Artigo do dia · 7 de June
Corpus Christi: The Body and Blood of Christ
Imagine that Someone you love deeply promised to stay with you forever — and kept that promise in a way so concrete that he could be received within you, adored in silence, and carried in procession through the streets. This is what we celebrate on Corpus Christi: our faith that Jesus is truly present in the Eucharist, not as a memory or an image, but in person. On this day the Church stops everything to tell the world what she has believed since the Last Supper. And she invites us to look again, with washed eyes, at what we may have seen a thousand times without ever truly noticing.
Corpus Christi means, in Latin, “the Body of Christ.” The full name of the feast is the Solemnity of the Most Holy Body and Blood of Christ, and it celebrates one of the highest points of our faith: the real presence of Jesus in the Eucharist. When the priest, at Mass, repeats the words the Lord himself spoke at the Last Supper — “this is my body,” “this is my blood” — the bread and wine cease to be merely bread and wine.
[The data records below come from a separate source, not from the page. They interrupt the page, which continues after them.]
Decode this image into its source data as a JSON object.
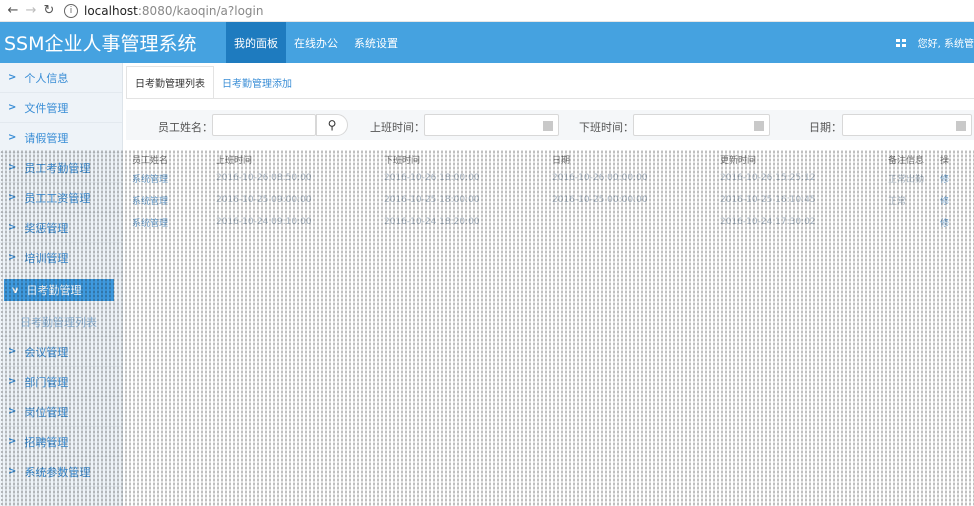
{
  "browser": {
    "url_host": "localhost",
    "url_rest": ":8080/kaoqin/a?login"
  },
  "app": {
    "title": "SSM企业人事管理系统",
    "nav": [
      {
        "label": "我的面板",
        "active": true
      },
      {
        "label": "在线办公",
        "active": false
      },
      {
        "label": "系统设置",
        "active": false
      }
    ],
    "greeting": "您好, 系统管"
  },
  "sidebar": {
    "items": [
      {
        "label": "个人信息"
      },
      {
        "label": "文件管理"
      },
      {
        "label": "请假管理"
      },
      {
        "label": "员工考勤管理"
      },
      {
        "label": "员工工资管理"
      },
      {
        "label": "奖惩管理"
      },
      {
        "label": "培训管理"
      },
      {
        "label": "日考勤管理"
      },
      {
        "label": "日考勤管理列表"
      },
      {
        "label": "会议管理"
      },
      {
        "label": "部门管理"
      },
      {
        "label": "岗位管理"
      },
      {
        "label": "招聘管理"
      },
      {
        "label": "系统参数管理"
      }
    ]
  },
  "tabs": [
    {
      "label": "日考勤管理列表",
      "active": true
    },
    {
      "label": "日考勤管理添加",
      "active": false
    }
  ],
  "search": {
    "name_label": "员工姓名：",
    "on_label": "上班时间：",
    "off_label": "下班时间：",
    "date_label": "日期："
  },
  "table": {
    "headers": [
      "员工姓名",
      "上班时间",
      "下班时间",
      "日期",
      "更新时间",
      "备注信息",
      "操"
    ],
    "rows": [
      [
        "系统管理",
        "2016-10-26 08:50:00",
        "2016-10-26 18:00:00",
        "2016-10-26 00:00:00",
        "2016-10-26 15:25:12",
        "正常出勤",
        "修"
      ],
      [
        "系统管理",
        "2016-10-25 09:00:00",
        "2016-10-25 18:00:00",
        "2016-10-25 00:00:00",
        "2016-10-25 16:10:45",
        "正常",
        "修"
      ],
      [
        "系统管理",
        "2016-10-24 09:10:00",
        "2016-10-24 18:20:00",
        "",
        "2016-10-24 17:30:02",
        "",
        "修"
      ]
    ]
  }
}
They truly become the Body and Blood of the Lord, together with his soul and his divinity. It is the whole Christ who gives himself there.
This changes everything. If he is truly present in the consecrated host, then the tabernacle in your parish does not hold a sacred object: it holds Someone. The Church calls this transformation transubstantiation — a big word for a reality that is at once simple and immense: the substance of the bread and wine becomes the Body and Blood of Christ, even though to our eyes they still keep the appearance of bread and wine. The Council of Trent defined this faith with full clarity, and it has crossed the centuries unchanged. This is not a figure of speech or pious poetry; it is the realism of the Catholic faith.
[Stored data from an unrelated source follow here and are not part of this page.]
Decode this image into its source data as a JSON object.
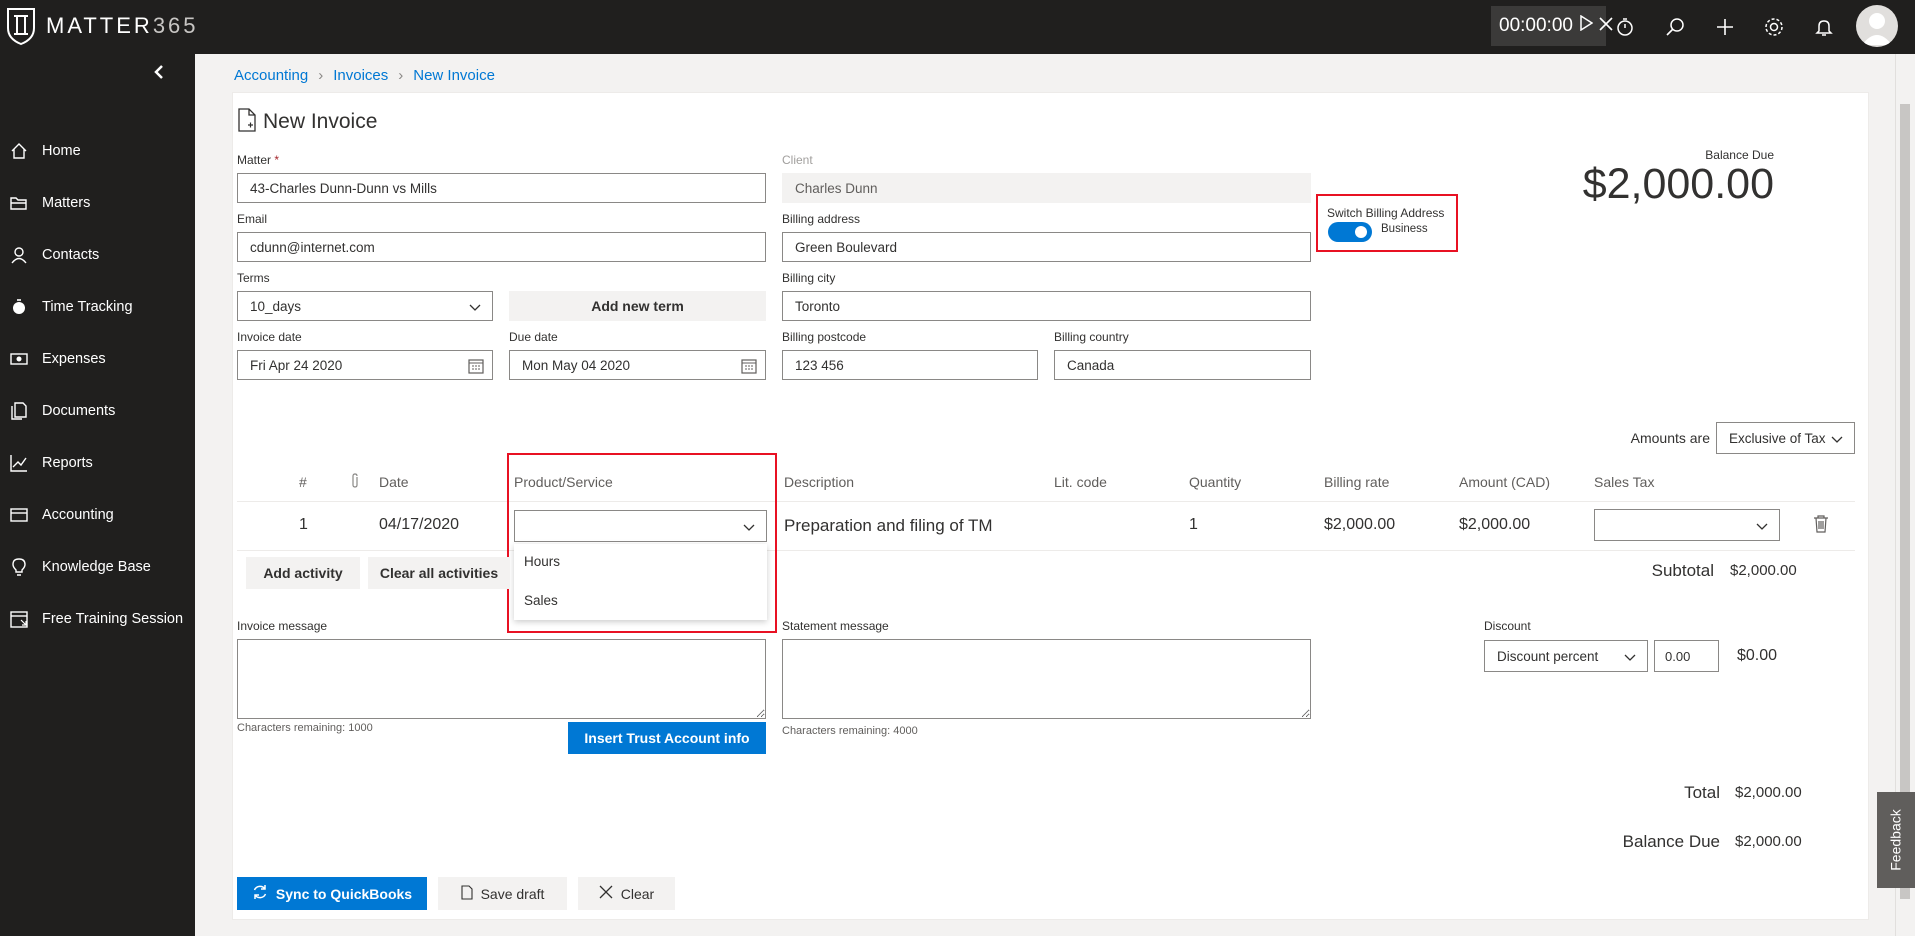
{
  "app": {
    "logo_main": "MATTER",
    "logo_num": "365"
  },
  "topbar": {
    "timer": "00:00:00",
    "icons": [
      "play-icon",
      "stop-icon",
      "stopwatch-icon",
      "search-icon",
      "plus-icon",
      "gear-icon",
      "bell-icon",
      "avatar"
    ]
  },
  "sidebar": {
    "items": [
      {
        "label": "Home",
        "icon": "home-icon"
      },
      {
        "label": "Matters",
        "icon": "folder-icon"
      },
      {
        "label": "Contacts",
        "icon": "person-icon"
      },
      {
        "label": "Time Tracking",
        "icon": "stopwatch-icon"
      },
      {
        "label": "Expenses",
        "icon": "money-icon"
      },
      {
        "label": "Documents",
        "icon": "documents-icon"
      },
      {
        "label": "Reports",
        "icon": "chart-icon"
      },
      {
        "label": "Accounting",
        "icon": "wallet-icon"
      },
      {
        "label": "Knowledge Base",
        "icon": "lightbulb-icon"
      },
      {
        "label": "Free Training Session",
        "icon": "calendar-icon"
      }
    ]
  },
  "breadcrumb": [
    "Accounting",
    "Invoices",
    "New Invoice"
  ],
  "page": {
    "title": "New Invoice"
  },
  "form": {
    "matter_label": "Matter",
    "required_mark": "*",
    "matter_value": "43-Charles Dunn-Dunn vs Mills",
    "email_label": "Email",
    "email_value": "cdunn@internet.com",
    "terms_label": "Terms",
    "terms_value": "10_days",
    "add_term": "Add new term",
    "invoice_date_label": "Invoice date",
    "invoice_date_value": "Fri Apr 24 2020",
    "due_date_label": "Due date",
    "due_date_value": "Mon May 04 2020",
    "client_label": "Client",
    "client_value": "Charles Dunn",
    "billing_address_label": "Billing address",
    "billing_address_value": "Green Boulevard",
    "billing_city_label": "Billing city",
    "billing_city_value": "Toronto",
    "billing_postcode_label": "Billing postcode",
    "billing_postcode_value": "123 456",
    "billing_country_label": "Billing country",
    "billing_country_value": "Canada",
    "switch_label": "Switch Billing Address",
    "switch_state_label": "Business",
    "balance_due_label": "Balance Due",
    "balance_due_value": "$2,000.00"
  },
  "table": {
    "amounts_are_label": "Amounts are",
    "amounts_are_value": "Exclusive of Tax",
    "headers": {
      "num": "#",
      "date": "Date",
      "product": "Product/Service",
      "description": "Description",
      "lit_code": "Lit. code",
      "quantity": "Quantity",
      "billing_rate": "Billing rate",
      "amount": "Amount (CAD)",
      "sales_tax": "Sales Tax"
    },
    "rows": [
      {
        "num": "1",
        "date": "04/17/2020",
        "product": "",
        "description": "Preparation and filing of TM",
        "lit_code": "",
        "quantity": "1",
        "billing_rate": "$2,000.00",
        "amount": "$2,000.00",
        "sales_tax": ""
      }
    ],
    "product_options": [
      "Hours",
      "Sales"
    ],
    "add_activity": "Add activity",
    "clear_all": "Clear all activities"
  },
  "totals": {
    "subtotal_label": "Subtotal",
    "subtotal_value": "$2,000.00",
    "discount_label": "Discount",
    "discount_type": "Discount percent",
    "discount_input": "0.00",
    "discount_amount": "$0.00",
    "total_label": "Total",
    "total_value": "$2,000.00",
    "balance_due_label": "Balance Due",
    "balance_due_value": "$2,000.00"
  },
  "messages": {
    "invoice_label": "Invoice message",
    "invoice_remaining": "Characters remaining: 1000",
    "insert_trust": "Insert Trust Account info",
    "statement_label": "Statement message",
    "statement_remaining": "Characters remaining: 4000"
  },
  "actions": {
    "sync": "Sync to QuickBooks",
    "save_draft": "Save draft",
    "clear": "Clear"
  },
  "feedback": "Feedback",
  "colors": {
    "accent": "#0078d4",
    "highlight": "#e81123",
    "sidebar": "#201f1e"
  }
}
This is why the Second Vatican Council could say that the Eucharist is “the source and summit of the whole Christian life.” The source, because from it flows the grace that sustains everything else — the other sacraments, prayer, charity. The summit, because everything converges toward it: there is nothing greater we can receive in this world than God himself given to us as food. In some way, everything in the life of the Church revolves around this mystery.
The feast was born in the thirteenth century. Sister Juliana of Liège, in present-day Belgium, felt in her heart that the calendar was missing a day dedicated solely to this mystery. That longing kept growing until, in 1264, Pope Urban IV extended the celebration to the whole Church through the bull Transiturus de hoc mundo. It fell to Saint Thomas Aquinas to compose the liturgical texts of the feast — from him come hymns we still sing today, such as the Pange Lingua, which ends in the Tantum Ergo sung at Benediction of the Blessed Sacrament, and the Adoro te devote. They were written by one of the greatest theologians in history, yet they rise up from a man on his knees before the tabernacle.
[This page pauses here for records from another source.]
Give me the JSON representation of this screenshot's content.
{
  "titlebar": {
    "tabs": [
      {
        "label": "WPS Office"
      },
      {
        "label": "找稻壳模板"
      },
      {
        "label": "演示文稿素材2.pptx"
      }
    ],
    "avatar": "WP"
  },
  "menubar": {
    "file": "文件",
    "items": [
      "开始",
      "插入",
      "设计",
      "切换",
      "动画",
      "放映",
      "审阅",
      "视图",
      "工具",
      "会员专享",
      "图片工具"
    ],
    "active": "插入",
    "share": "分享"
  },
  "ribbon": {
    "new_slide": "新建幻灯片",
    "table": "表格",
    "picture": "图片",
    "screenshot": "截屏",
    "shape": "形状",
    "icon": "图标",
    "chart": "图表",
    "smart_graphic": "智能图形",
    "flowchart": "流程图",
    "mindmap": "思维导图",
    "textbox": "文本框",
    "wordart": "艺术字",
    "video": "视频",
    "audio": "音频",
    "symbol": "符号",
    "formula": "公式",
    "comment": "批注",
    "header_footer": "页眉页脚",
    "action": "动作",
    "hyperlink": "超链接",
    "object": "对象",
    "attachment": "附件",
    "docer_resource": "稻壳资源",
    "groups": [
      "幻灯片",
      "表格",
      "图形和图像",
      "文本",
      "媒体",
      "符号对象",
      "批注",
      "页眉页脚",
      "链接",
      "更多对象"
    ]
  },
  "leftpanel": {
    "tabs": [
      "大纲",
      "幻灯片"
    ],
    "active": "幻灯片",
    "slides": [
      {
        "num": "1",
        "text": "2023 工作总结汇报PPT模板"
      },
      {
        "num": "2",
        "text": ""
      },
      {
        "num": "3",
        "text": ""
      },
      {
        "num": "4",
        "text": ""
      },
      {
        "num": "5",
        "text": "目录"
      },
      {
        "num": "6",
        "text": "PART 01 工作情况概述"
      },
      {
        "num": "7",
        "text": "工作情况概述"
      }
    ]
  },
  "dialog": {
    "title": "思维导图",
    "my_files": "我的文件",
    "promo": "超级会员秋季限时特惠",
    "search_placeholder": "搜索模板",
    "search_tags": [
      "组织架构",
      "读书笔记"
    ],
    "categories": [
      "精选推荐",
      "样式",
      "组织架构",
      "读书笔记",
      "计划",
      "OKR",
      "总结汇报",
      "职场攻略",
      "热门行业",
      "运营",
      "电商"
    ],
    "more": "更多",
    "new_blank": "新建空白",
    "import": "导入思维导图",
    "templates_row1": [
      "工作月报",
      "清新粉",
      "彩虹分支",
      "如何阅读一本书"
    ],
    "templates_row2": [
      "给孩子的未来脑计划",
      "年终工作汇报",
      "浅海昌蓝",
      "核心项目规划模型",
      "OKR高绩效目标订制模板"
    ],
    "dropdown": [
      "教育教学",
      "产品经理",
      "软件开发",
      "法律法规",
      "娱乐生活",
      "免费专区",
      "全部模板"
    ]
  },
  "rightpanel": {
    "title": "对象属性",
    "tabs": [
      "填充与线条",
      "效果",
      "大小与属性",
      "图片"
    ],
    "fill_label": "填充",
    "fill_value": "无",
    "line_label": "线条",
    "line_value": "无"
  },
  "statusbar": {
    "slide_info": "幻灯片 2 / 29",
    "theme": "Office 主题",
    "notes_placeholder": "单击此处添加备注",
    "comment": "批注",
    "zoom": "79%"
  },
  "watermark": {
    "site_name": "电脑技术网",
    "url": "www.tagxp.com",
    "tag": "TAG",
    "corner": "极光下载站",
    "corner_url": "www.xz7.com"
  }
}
From this come the two gestures that mark the day. The procession, in which the Blessed Sacrament is carried through the streets inside the monstrance, out beyond the church walls — Jesus going out to walk among his people, blessing homes, squares, and cities. And adoration, that unhurried staying before him, in silence, simply gazing and being gazed upon. In Brazil, the faith of the people finds beautiful expression in the colorful carpets of sawdust, salt, flowers, and coffee grounds that cover the ground along the path the Lord will pass.
Today, June 7, the Church in the United States celebrates this solemnity. Liturgically, the Body and Blood of Christ falls on the Thursday after Trinity Sunday, but in most U.S. dioceses it is transferred to the following Sunday, so that more of the faithful can take part. The reason is simple: the Church wants the day to be free for us to stop, come to Mass, and adore — to give back to the Lord a little of the time that usually slips away from us.
The danger, for those of us who go to church regularly, is that familiarity slips into distraction: receiving Communion on autopilot, walking past the tabernacle without our hearts ever bending the knee. Corpus Christi is the nudge to begin again. Why not, on this day, go to Mass with a living awareness of Whom you are about to receive — and, if something is weighing on you, seek out confession first so that you may receive Communion with a clean heart? If there is a procession in your town, go; let yourself be seen walking behind your Lord through the streets. And even on an ordinary day, try slipping into a church just to pay a visit to the Blessed Sacrament, to sit in silence for five minutes and say with simplicity: “I believe that it is You, and I am staying here with You.” To go deeper, it is well worth reading the encyclical Ecclesia de Eucharistia, by Saint John Paul II, devoted entirely to this mystery. Faith in the real presence is not won by an argument: it is discovered on one’s knees.
I am the living bread which came down from heaven.